Some of the MyRuns activities that deal with the UI have a number of fragments -- we will implement a lot of fragments. A fragment you create is implemented as a subclass of Fragment.
A service you create is implemented as a subclass of Service.
A content provider is implemented as a subclass of ContentProvider.
A broadcast receiver is implemented as a subclass of BroadcastReceiver and each broadcast is delivered as an Intent object.
Android has a complex and deep set of components in its framework. The best way to understand this abstract stack is to use it.
Each Android app runs in its own security sandbox:
The Android operating system is a multi-user Linux system in which each application is a different user.
By default, the system assigns each application a unique Linux user ID (the ID is used only by the system and is unknown to the application). The system sets permissions for all the files in an application so that only the user ID assigned to that application can access them.

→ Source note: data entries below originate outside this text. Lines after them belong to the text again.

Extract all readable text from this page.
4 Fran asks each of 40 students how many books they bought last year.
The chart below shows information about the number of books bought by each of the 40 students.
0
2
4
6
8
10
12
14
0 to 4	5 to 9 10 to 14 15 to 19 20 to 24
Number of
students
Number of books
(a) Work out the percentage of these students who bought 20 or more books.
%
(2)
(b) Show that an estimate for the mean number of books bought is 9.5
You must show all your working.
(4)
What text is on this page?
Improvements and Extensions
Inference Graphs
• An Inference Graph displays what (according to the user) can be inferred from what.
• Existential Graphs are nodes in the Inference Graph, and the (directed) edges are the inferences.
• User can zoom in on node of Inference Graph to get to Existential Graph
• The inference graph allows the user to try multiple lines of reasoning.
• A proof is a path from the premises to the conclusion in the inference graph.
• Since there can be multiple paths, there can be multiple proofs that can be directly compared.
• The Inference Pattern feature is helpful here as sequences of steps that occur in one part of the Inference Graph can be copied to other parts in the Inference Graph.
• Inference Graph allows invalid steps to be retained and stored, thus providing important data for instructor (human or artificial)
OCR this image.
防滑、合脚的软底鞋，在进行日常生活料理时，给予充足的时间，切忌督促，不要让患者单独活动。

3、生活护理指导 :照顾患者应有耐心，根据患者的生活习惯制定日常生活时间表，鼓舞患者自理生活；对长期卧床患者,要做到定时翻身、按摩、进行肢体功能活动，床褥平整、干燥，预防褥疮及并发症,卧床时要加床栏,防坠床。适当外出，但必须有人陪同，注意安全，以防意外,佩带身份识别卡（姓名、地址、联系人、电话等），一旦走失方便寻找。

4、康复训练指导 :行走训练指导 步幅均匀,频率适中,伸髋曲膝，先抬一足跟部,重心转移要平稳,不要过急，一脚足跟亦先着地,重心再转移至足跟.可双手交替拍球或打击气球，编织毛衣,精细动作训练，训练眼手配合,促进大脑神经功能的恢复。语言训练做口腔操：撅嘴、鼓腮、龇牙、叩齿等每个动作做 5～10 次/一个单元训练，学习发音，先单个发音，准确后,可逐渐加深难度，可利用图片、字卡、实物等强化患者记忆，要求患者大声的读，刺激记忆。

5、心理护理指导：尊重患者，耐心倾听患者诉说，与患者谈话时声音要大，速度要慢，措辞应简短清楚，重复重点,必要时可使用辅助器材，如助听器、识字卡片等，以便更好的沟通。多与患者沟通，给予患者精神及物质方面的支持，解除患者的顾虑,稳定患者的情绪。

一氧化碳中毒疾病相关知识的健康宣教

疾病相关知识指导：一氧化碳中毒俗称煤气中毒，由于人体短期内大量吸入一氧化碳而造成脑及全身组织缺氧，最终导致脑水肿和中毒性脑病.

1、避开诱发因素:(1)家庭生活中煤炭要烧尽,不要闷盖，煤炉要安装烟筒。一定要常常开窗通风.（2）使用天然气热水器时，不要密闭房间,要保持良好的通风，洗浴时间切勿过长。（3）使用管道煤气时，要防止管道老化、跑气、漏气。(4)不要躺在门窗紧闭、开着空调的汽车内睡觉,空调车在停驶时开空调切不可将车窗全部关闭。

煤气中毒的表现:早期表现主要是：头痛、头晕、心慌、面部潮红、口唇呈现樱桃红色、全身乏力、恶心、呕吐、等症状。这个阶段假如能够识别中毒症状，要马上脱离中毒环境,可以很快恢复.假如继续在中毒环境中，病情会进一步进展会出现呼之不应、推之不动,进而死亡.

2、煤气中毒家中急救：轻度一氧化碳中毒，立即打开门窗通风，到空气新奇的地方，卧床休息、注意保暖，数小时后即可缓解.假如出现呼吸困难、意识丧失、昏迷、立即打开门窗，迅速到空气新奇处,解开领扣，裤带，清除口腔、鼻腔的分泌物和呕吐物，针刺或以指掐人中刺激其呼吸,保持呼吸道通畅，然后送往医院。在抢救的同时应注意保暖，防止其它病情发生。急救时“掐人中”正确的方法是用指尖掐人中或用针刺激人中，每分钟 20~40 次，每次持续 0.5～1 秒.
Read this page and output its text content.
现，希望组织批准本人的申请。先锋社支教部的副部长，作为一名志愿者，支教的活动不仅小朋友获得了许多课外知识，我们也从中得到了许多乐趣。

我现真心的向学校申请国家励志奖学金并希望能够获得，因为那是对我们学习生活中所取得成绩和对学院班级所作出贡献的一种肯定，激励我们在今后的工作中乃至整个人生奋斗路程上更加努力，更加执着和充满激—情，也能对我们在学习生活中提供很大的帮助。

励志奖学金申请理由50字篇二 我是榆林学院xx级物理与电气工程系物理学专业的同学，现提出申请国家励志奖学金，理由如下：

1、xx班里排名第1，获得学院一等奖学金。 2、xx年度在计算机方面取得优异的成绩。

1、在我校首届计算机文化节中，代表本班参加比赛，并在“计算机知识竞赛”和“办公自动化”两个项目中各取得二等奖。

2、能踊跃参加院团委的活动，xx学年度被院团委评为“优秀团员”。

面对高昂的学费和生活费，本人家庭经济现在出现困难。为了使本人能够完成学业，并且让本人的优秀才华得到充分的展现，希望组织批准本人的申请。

Each process has its own virtual machine (VM), so an application's code runs in isolation from other applications.
By default, every application runs in its own Linux process. Android starts the process when any of the application's components need to be executed, then shuts down the process when it's no longer needed or when the system must recover memory for other applications. Note that the following diagram is taken from the Android wiki page, and since Android 5.0 Lollipop system, the Dalvik VM has been officially replaced by a new runtime called ART (Android RunTime).